Keep up the good work - Shawn's Sense with Shawn Loughlin
Because of the way the calendar fell and to give the hard-working staff of The Citizen a well-deserved holiday break, much of what you read in the Jan. 3 issue was, I’m sorry to say, prepared ahead of time. Now that we’re back in real time, let’s catch up.
We’ve missed rightly celebrating some people - or, giving them their flowers, as the kids might say - so let’s not waste any time.
First, there’s Sebastian Zapeta. The 33-year-old, according to the Associated Press, set a 57-year-old Toms River, New Jersey woman alight on the New York subway as she slept on Dec. 22. The article says that Zapeta allegedly “fanned the flames with a shirt, engulfing her in the blaze, before sitting on a platform bench and watching as she burned.”
As 2024 turned to 2025, there was Shamsud-Din Jabbar, who plowed a pick-up truck into a group of people ushering in the new year in New Orleans, killing 15 and injuring over 30 others. Jabbar was killed in the resultant shootout with police, but that doesn’t mean that we can’t recognize what he did there.
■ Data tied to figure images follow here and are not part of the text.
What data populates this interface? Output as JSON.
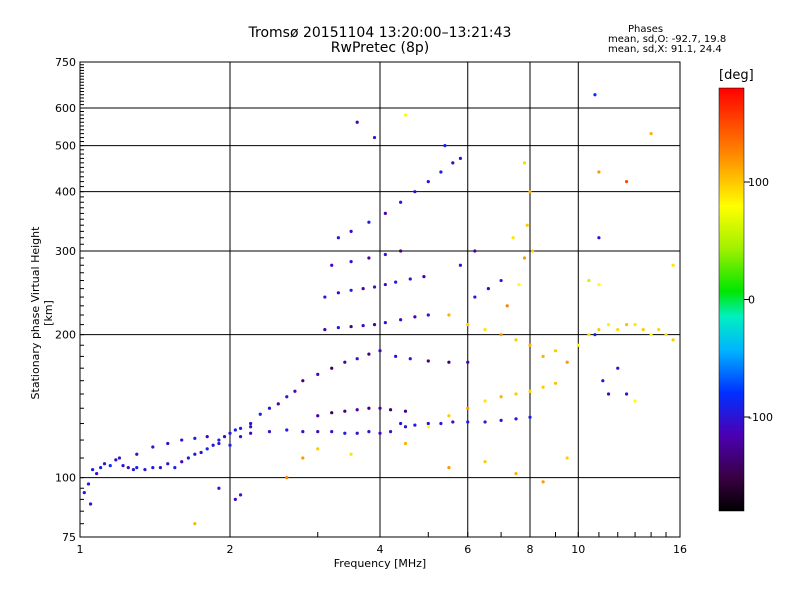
{
  "header": {
    "title_line1": "Tromsø 20151104 13:20:00–13:21:43",
    "title_line2": "RwPretec (8p)",
    "stats_heading": "Phases",
    "stats_o": "mean, sd,O: -92.7, 19.8",
    "stats_x": "mean, sd,X:  91.1, 24.4"
  },
  "colorbar": {
    "label": "[deg]",
    "ticks": [
      "100",
      "0",
      "-100"
    ],
    "tick_values": [
      100,
      0,
      -100
    ],
    "range": [
      -180,
      180
    ]
  },
  "chart_data": {
    "type": "scatter",
    "title": "Tromsø 20151104 13:20:00–13:21:43",
    "subtitle": "RwPretec (8p)",
    "xlabel": "Frequency [MHz]",
    "ylabel": "Stationary phase Virtual Height [km]",
    "x_scale": "log",
    "y_scale": "log",
    "xlim": [
      1,
      16
    ],
    "ylim": [
      75,
      750
    ],
    "x_ticks": [
      1,
      2,
      4,
      6,
      8,
      10,
      16
    ],
    "y_ticks": [
      75,
      100,
      200,
      300,
      400,
      500,
      600,
      750
    ],
    "x_gridlines": [
      2,
      4,
      6,
      8,
      10
    ],
    "y_gridlines": [
      100,
      200,
      300,
      400,
      500,
      600
    ],
    "grid": true,
    "color_encoding": "phase in degrees",
    "series": [
      {
        "points": [
          [
            1.02,
            93,
            -95
          ],
          [
            1.04,
            97,
            -100
          ],
          [
            1.05,
            88,
            -105
          ],
          [
            1.06,
            104,
            -90
          ],
          [
            1.08,
            102,
            -110
          ],
          [
            1.1,
            105,
            -95
          ],
          [
            1.12,
            107,
            -100
          ],
          [
            1.15,
            106,
            -85
          ],
          [
            1.18,
            109,
            -105
          ],
          [
            1.2,
            110,
            -95
          ],
          [
            1.22,
            106,
            -100
          ],
          [
            1.25,
            105,
            -110
          ],
          [
            1.28,
            104,
            -95
          ],
          [
            1.3,
            105,
            -90
          ],
          [
            1.35,
            104,
            -100
          ],
          [
            1.4,
            105,
            -95
          ],
          [
            1.45,
            105,
            -105
          ],
          [
            1.5,
            107,
            -100
          ],
          [
            1.55,
            105,
            -90
          ],
          [
            1.6,
            108,
            -110
          ],
          [
            1.65,
            110,
            -95
          ],
          [
            1.7,
            112,
            -100
          ],
          [
            1.75,
            113,
            -105
          ],
          [
            1.8,
            115,
            -90
          ],
          [
            1.85,
            117,
            -100
          ],
          [
            1.9,
            120,
            -95
          ],
          [
            1.95,
            122,
            -110
          ],
          [
            2.0,
            124,
            -100
          ],
          [
            2.05,
            126,
            -90
          ],
          [
            2.1,
            127,
            -95
          ],
          [
            2.2,
            130,
            -105
          ],
          [
            2.3,
            136,
            -90
          ],
          [
            2.4,
            140,
            -100
          ],
          [
            2.5,
            143,
            -120
          ],
          [
            2.6,
            148,
            -95
          ],
          [
            2.7,
            152,
            -110
          ],
          [
            2.8,
            160,
            -130
          ],
          [
            1.3,
            112,
            -100
          ],
          [
            1.4,
            116,
            -95
          ],
          [
            1.5,
            118,
            -105
          ],
          [
            1.6,
            120,
            -100
          ],
          [
            1.7,
            121,
            -90
          ],
          [
            1.8,
            122,
            -110
          ],
          [
            1.9,
            118,
            -100
          ],
          [
            2.0,
            117,
            -95
          ],
          [
            2.1,
            122,
            -100
          ],
          [
            2.2,
            128,
            -105
          ],
          [
            2.2,
            124,
            -110
          ],
          [
            2.4,
            125,
            -100
          ],
          [
            2.6,
            126,
            -95
          ],
          [
            2.8,
            125,
            -105
          ],
          [
            3.0,
            125,
            -110
          ],
          [
            3.2,
            125,
            -100
          ],
          [
            3.4,
            124,
            -95
          ],
          [
            3.6,
            124,
            -105
          ],
          [
            3.8,
            125,
            -100
          ],
          [
            4.0,
            124,
            -110
          ],
          [
            4.2,
            125,
            -95
          ],
          [
            4.5,
            128,
            -100
          ],
          [
            3.0,
            135,
            -120
          ],
          [
            3.2,
            137,
            -140
          ],
          [
            3.4,
            138,
            -130
          ],
          [
            3.6,
            139,
            -120
          ],
          [
            3.8,
            140,
            -135
          ],
          [
            4.0,
            140,
            -125
          ],
          [
            4.2,
            139,
            -140
          ],
          [
            4.5,
            138,
            -130
          ],
          [
            4.4,
            130,
            -100
          ],
          [
            4.7,
            129,
            -95
          ],
          [
            5.0,
            130,
            -105
          ],
          [
            5.3,
            130,
            -100
          ],
          [
            5.6,
            131,
            -110
          ],
          [
            6.0,
            131,
            -95
          ],
          [
            6.5,
            131,
            -100
          ],
          [
            7.0,
            132,
            -105
          ],
          [
            7.5,
            133,
            -100
          ],
          [
            8.0,
            134,
            -95
          ],
          [
            5.0,
            128,
            80
          ],
          [
            5.5,
            135,
            100
          ],
          [
            6.0,
            140,
            120
          ],
          [
            6.5,
            145,
            90
          ],
          [
            7.0,
            148,
            110
          ],
          [
            7.5,
            150,
            100
          ],
          [
            8.0,
            152,
            95
          ],
          [
            8.5,
            155,
            100
          ],
          [
            9.0,
            158,
            105
          ],
          [
            3.0,
            165,
            -110
          ],
          [
            3.2,
            170,
            -140
          ],
          [
            3.4,
            175,
            -120
          ],
          [
            3.6,
            178,
            -100
          ],
          [
            3.8,
            182,
            -130
          ],
          [
            4.0,
            185,
            -110
          ],
          [
            4.3,
            180,
            -100
          ],
          [
            4.6,
            178,
            -95
          ],
          [
            5.0,
            176,
            -130
          ],
          [
            5.5,
            175,
            -140
          ],
          [
            6.0,
            175,
            -120
          ],
          [
            3.1,
            205,
            -120
          ],
          [
            3.3,
            207,
            -100
          ],
          [
            3.5,
            208,
            -130
          ],
          [
            3.7,
            209,
            -110
          ],
          [
            3.9,
            210,
            -120
          ],
          [
            4.1,
            212,
            -100
          ],
          [
            4.4,
            215,
            -110
          ],
          [
            4.7,
            218,
            -120
          ],
          [
            5.0,
            220,
            -100
          ],
          [
            3.1,
            240,
            -100
          ],
          [
            3.3,
            245,
            -110
          ],
          [
            3.5,
            248,
            -95
          ],
          [
            3.7,
            250,
            -120
          ],
          [
            3.9,
            252,
            -100
          ],
          [
            4.1,
            255,
            -110
          ],
          [
            4.3,
            258,
            -95
          ],
          [
            4.6,
            262,
            -100
          ],
          [
            4.9,
            265,
            -120
          ],
          [
            3.2,
            280,
            -110
          ],
          [
            3.5,
            285,
            -100
          ],
          [
            3.8,
            290,
            -120
          ],
          [
            4.1,
            295,
            -100
          ],
          [
            4.4,
            300,
            -130
          ],
          [
            3.3,
            320,
            -100
          ],
          [
            3.5,
            330,
            -110
          ],
          [
            3.8,
            345,
            -95
          ],
          [
            4.1,
            360,
            -120
          ],
          [
            4.4,
            380,
            -100
          ],
          [
            4.7,
            400,
            -110
          ],
          [
            5.0,
            420,
            -100
          ],
          [
            5.3,
            440,
            -95
          ],
          [
            5.6,
            460,
            -110
          ],
          [
            3.6,
            560,
            -120
          ],
          [
            3.9,
            520,
            -100
          ],
          [
            4.5,
            580,
            80
          ],
          [
            5.4,
            500,
            -90
          ],
          [
            5.8,
            470,
            -100
          ],
          [
            5.5,
            220,
            110
          ],
          [
            6.0,
            210,
            100
          ],
          [
            6.5,
            205,
            90
          ],
          [
            7.0,
            200,
            120
          ],
          [
            7.5,
            195,
            100
          ],
          [
            8.0,
            190,
            110
          ],
          [
            7.2,
            230,
            130
          ],
          [
            7.6,
            255,
            80
          ],
          [
            7.8,
            290,
            120
          ],
          [
            8.1,
            300,
            100
          ],
          [
            6.2,
            240,
            -100
          ],
          [
            6.6,
            250,
            -110
          ],
          [
            7.0,
            260,
            -95
          ],
          [
            5.8,
            280,
            -100
          ],
          [
            6.2,
            300,
            -120
          ],
          [
            7.4,
            320,
            90
          ],
          [
            7.9,
            340,
            100
          ],
          [
            8.0,
            400,
            110
          ],
          [
            7.8,
            460,
            95
          ],
          [
            8.5,
            180,
            110
          ],
          [
            9.0,
            185,
            100
          ],
          [
            9.5,
            175,
            120
          ],
          [
            10.0,
            190,
            80
          ],
          [
            10.5,
            200,
            90
          ],
          [
            11.0,
            205,
            100
          ],
          [
            11.5,
            210,
            85
          ],
          [
            12.0,
            205,
            95
          ],
          [
            12.5,
            210,
            105
          ],
          [
            13.0,
            210,
            90
          ],
          [
            13.5,
            205,
            100
          ],
          [
            14.0,
            200,
            80
          ],
          [
            14.5,
            205,
            95
          ],
          [
            15.0,
            200,
            90
          ],
          [
            15.5,
            195,
            100
          ],
          [
            10.5,
            260,
            60
          ],
          [
            11.0,
            255,
            80
          ],
          [
            10.8,
            200,
            -90
          ],
          [
            11.2,
            160,
            -100
          ],
          [
            11.5,
            150,
            -110
          ],
          [
            12.0,
            170,
            -100
          ],
          [
            12.5,
            150,
            -95
          ],
          [
            13.0,
            145,
            80
          ],
          [
            10.8,
            640,
            -80
          ],
          [
            11.0,
            440,
            120
          ],
          [
            11.0,
            320,
            -100
          ],
          [
            12.5,
            420,
            150
          ],
          [
            14.0,
            530,
            110
          ],
          [
            15.5,
            280,
            90
          ],
          [
            2.6,
            100,
            130
          ],
          [
            2.8,
            110,
            120
          ],
          [
            3.0,
            115,
            100
          ],
          [
            3.5,
            112,
            90
          ],
          [
            4.5,
            118,
            110
          ],
          [
            5.5,
            105,
            120
          ],
          [
            6.5,
            108,
            100
          ],
          [
            7.5,
            102,
            110
          ],
          [
            8.5,
            98,
            120
          ],
          [
            9.5,
            110,
            100
          ],
          [
            1.7,
            80,
            110
          ],
          [
            1.9,
            95,
            -100
          ],
          [
            2.05,
            90,
            -110
          ],
          [
            2.1,
            92,
            -95
          ]
        ]
      }
    ]
  }
}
There were also a few incidents in which the perpetrators have yet to be identified and, perhaps more importantly, they didn’t quite get the job done, but I think it’s important that we recognize their efforts. The same article about the woman being burned to death in the New York subways made mention of a 45-year-old man being pushed onto the tracks in front of an oncoming train. The man is now in critical condition and a person of interest has been arrested. Also in New York, this time in Queens, there was a drive-by shooting late on New Year’s Day that left 10 teenagers wounded and police looking for four suspects.
I mean, we’re celebrating this stuff now, are we not? Just before Christmas, during the “Weekend Update” segment of Saturday Night Live, a mere mention of Luigi Mangione, the 27-year-old man who allegedly shot and killed UnitedHealthcare CEO Brian Thompson in New York City, saw many audience members cheer in delight. But it’s not just happening in liberal, Donald Trump-hating cesspools like New York City and its 30 Rockefeller Plaza, people all over the world are holding rallies and posting on social media to support the killing of Thompson, on a busy street in one of the world’s most populous cities.
Mangione, as most people know by now, had allegedly penned a three-page manifesto about the killing before he is said to have carried it out. His motive is said to be the awful nature of for-profit healthcare in the U.S. and the rise of companies denying care to patients they insure for increasingly complex and callous reasons. UnitedHealthcare and companies like it are, no doubt, responsible for countless deaths and cases of unnecessary suffering. And yet, shooting and killing someone you think is a bad guy is not how a civilized society works.
I don’t want to put my lifetime membership in Woke Society in jeopardy, but killing people with whom you disagree isn’t the way forward. Over 18 years in this job, there are more than a few people who don’t think I’m a great guy. To that end, there are more than a few people who I’ve crossed off my Christmas card list over the years. Furthermore, there are plenty of people who have significant transgressions under their belts, say, drunk driving, adultery, theft, fraud and the list goes on, and yet most of us don’t turn into Se7en’s John Doe and start offing people to make the world a better place.
The work being done in for-profit healthcare is despicable and needs to be addressed, but celebrating Mangione (and his ilk) opens the door to a future in which no one is safe.